The court granted defendant's motion to dismiss, finding that plaintiff failed to state a claim under the ADA because inability to tolerate stress is not an impairment under the statute, and plaintiff failed to allege she was perceived as substantially limited in the major life activity of working generally.

What This Ruling Means

# Mundo v. Sanus Health Plan of Greater New York **What Happened** A worker filed a lawsuit against Sanus Health Plan, claiming discrimination and saying the company failed to accommodate a disability. The employee argued she had a condition that made it difficult to handle workplace stress. **What the Court Decided** The court dismissed the case before trial. The judge ruled that the worker did not have a qualifying disability under federal law.
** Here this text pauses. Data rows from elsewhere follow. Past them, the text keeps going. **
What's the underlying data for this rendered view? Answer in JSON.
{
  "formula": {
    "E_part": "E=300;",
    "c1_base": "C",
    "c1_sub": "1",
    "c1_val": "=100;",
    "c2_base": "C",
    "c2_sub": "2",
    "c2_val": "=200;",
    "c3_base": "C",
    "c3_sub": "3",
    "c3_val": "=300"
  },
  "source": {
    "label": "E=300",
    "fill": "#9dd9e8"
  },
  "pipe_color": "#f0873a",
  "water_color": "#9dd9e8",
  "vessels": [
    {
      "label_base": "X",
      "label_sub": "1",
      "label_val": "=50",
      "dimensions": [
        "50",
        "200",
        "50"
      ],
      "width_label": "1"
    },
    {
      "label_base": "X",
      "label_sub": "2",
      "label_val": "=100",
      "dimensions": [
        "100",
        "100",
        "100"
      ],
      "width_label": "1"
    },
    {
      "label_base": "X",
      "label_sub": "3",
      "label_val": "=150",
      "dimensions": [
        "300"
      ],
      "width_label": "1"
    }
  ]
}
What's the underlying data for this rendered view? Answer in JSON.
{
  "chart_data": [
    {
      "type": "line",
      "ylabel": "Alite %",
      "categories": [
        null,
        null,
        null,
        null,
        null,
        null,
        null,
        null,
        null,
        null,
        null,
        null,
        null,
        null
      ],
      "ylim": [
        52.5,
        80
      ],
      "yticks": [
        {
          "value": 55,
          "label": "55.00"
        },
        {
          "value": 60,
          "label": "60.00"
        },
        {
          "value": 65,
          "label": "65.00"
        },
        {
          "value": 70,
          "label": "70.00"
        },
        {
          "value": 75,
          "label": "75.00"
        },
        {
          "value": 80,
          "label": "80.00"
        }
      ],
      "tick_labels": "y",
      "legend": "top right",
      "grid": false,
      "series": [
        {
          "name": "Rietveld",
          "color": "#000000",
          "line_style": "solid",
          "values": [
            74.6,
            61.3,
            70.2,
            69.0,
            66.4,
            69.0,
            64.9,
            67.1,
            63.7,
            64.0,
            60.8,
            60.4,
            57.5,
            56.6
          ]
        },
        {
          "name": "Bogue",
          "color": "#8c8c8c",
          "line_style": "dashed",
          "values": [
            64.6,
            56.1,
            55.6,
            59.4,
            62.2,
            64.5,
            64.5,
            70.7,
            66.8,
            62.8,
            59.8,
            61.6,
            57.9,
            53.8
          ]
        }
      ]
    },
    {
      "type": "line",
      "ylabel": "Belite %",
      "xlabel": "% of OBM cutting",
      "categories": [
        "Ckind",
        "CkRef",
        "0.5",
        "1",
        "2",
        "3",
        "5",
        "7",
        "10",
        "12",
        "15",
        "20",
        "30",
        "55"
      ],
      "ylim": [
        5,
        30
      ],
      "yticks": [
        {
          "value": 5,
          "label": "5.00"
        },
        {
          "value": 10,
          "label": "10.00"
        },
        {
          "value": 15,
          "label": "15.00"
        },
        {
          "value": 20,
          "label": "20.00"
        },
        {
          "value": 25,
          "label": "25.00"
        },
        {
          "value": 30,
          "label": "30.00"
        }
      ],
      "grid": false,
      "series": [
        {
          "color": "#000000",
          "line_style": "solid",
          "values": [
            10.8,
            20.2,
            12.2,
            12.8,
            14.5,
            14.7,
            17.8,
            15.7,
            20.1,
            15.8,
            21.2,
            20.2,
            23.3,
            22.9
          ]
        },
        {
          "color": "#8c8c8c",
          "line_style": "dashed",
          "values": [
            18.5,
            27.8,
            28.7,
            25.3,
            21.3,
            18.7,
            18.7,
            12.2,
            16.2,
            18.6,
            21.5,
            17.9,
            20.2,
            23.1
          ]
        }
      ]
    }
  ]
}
Simply being unable to tolerate stress, the court found, does not count as a disability. The judge also said the worker hadn't shown she was treated as having a condition that significantly limited her ability to work in general. **Why This Matters for Workers** This ruling shows that workplace stress alone typically isn't recognized as a disability under federal protection laws. For workers to win discrimination cases based on disability, they generally need to prove they have a specific medical condition that substantially limits major life activities like working. Workers dealing with stress should understand that emotional or psychological difficulties may require medical documentation and diagnosis to receive legal protection.

This summary was generated to explain the ruling in plain English and is not legal advice.